Racial composition as of the 2020 census
| Race | Number | Percent |
|---|---|---|
| White | 2,963 | 91.3% |
| Black or African American | 10 | 0.3% |
| American Indian and Alaska Native | 71 | 2.2% |
| Asian | 10 | 0.3% |
| Native Hawaiian and Other Pacific Islander | 0 | 0.0% |
| Some other race | 11 | 0.3% |
| Two or more races | 179 | 5.5% |
| Hispanic or Latino (of any race) | 31 | 1.0% |

===2000 census===
As of the census of 2000, there were 1,321 people, 565 households, and 346 families residing in the CDP. The population density was 646.9 PD/sqmi. There were 646 housing units at an average density of 316.4 /sqmi. The racial makeup of the CDP was 93.79% White, 1.06% African American, 2.42% Native American, 0.61% Asian, 0.38% from other races, and 1.74% from two or more races. Hispanic or Latino of any race were 0.61% of the population.

There were 565 households, out of which 33.1% had children under the age of 18 living with them, 46.2% were married couples living together, 9.9% had a female householder with no husband present, and 38.6% were non-families. 34.3% of all households were made up of individuals, and 10.3% had someone living alone who was 65 years of age or older. The average household size was 2.34 and the average family size was 3.00.

In the CDP, the population was spread out, with 25.8% under the age of 18, 8.4% from 18 to 24, 30.4% from 25 to 44, 24.1% from 45 to 64, and 11.3% who were 65 years of age or older. The median age was 37 years. For every 100 females, there were 103.9 males. For every 100 females age 18 and over, there were 102.5 males.

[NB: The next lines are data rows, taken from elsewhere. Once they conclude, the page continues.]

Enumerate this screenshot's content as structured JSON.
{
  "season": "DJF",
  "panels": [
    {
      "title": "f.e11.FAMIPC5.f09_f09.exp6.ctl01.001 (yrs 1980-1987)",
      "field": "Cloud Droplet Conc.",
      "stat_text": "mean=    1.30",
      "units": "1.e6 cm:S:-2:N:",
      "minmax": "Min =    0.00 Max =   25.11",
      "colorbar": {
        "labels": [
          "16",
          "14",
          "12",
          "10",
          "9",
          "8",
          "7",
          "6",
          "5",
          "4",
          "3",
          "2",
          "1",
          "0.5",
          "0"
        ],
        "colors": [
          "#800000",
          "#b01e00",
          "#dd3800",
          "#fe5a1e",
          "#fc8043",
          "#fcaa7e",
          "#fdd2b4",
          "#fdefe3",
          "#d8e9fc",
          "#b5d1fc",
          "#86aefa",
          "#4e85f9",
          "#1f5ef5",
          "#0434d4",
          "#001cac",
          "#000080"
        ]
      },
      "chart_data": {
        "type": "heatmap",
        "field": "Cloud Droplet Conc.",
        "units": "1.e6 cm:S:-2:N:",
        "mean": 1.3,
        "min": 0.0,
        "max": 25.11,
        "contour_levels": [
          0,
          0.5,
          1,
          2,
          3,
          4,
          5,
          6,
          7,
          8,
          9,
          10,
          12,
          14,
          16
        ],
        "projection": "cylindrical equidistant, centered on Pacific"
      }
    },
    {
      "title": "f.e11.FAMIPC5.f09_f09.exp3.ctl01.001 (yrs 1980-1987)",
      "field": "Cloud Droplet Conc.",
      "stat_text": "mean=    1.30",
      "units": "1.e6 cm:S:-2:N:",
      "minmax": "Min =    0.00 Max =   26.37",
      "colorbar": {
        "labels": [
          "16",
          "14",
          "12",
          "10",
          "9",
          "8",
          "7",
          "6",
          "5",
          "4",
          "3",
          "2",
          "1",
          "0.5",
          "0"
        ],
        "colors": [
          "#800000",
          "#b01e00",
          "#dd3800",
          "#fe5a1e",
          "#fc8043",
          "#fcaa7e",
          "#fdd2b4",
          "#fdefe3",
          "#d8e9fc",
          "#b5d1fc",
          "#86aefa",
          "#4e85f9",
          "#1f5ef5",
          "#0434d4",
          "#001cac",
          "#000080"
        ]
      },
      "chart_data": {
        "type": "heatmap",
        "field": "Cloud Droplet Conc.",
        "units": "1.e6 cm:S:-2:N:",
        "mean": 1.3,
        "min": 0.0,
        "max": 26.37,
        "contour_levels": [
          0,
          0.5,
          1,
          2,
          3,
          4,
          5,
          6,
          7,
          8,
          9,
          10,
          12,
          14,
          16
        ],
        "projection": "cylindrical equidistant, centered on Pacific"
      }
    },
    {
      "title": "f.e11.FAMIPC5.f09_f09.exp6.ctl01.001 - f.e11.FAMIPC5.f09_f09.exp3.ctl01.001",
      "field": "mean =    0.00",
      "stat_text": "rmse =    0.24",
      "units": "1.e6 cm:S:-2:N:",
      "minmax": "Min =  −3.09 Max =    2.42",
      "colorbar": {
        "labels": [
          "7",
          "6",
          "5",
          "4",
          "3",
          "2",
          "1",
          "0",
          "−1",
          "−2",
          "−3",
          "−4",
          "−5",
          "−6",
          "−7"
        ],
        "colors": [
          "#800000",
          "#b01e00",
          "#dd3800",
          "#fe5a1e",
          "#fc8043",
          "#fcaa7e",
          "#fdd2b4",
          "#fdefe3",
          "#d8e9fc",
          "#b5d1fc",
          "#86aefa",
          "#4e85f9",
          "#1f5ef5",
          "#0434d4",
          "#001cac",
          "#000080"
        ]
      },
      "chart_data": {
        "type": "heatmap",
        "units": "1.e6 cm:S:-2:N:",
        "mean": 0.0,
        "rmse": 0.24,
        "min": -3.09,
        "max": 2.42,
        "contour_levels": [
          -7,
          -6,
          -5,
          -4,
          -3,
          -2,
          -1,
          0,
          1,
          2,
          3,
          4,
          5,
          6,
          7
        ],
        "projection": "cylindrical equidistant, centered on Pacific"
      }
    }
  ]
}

The median income for a household in the CDP was $37,321, and the median income for a family was $48,365. Males had a median income of $41,471 versus $25,536 for females. The per capita income for the CDP was $18,733. About 2.9% of families and 7.0% of the population were below the poverty line, including 1.3% of those under age 18 and none of those age 65 or over.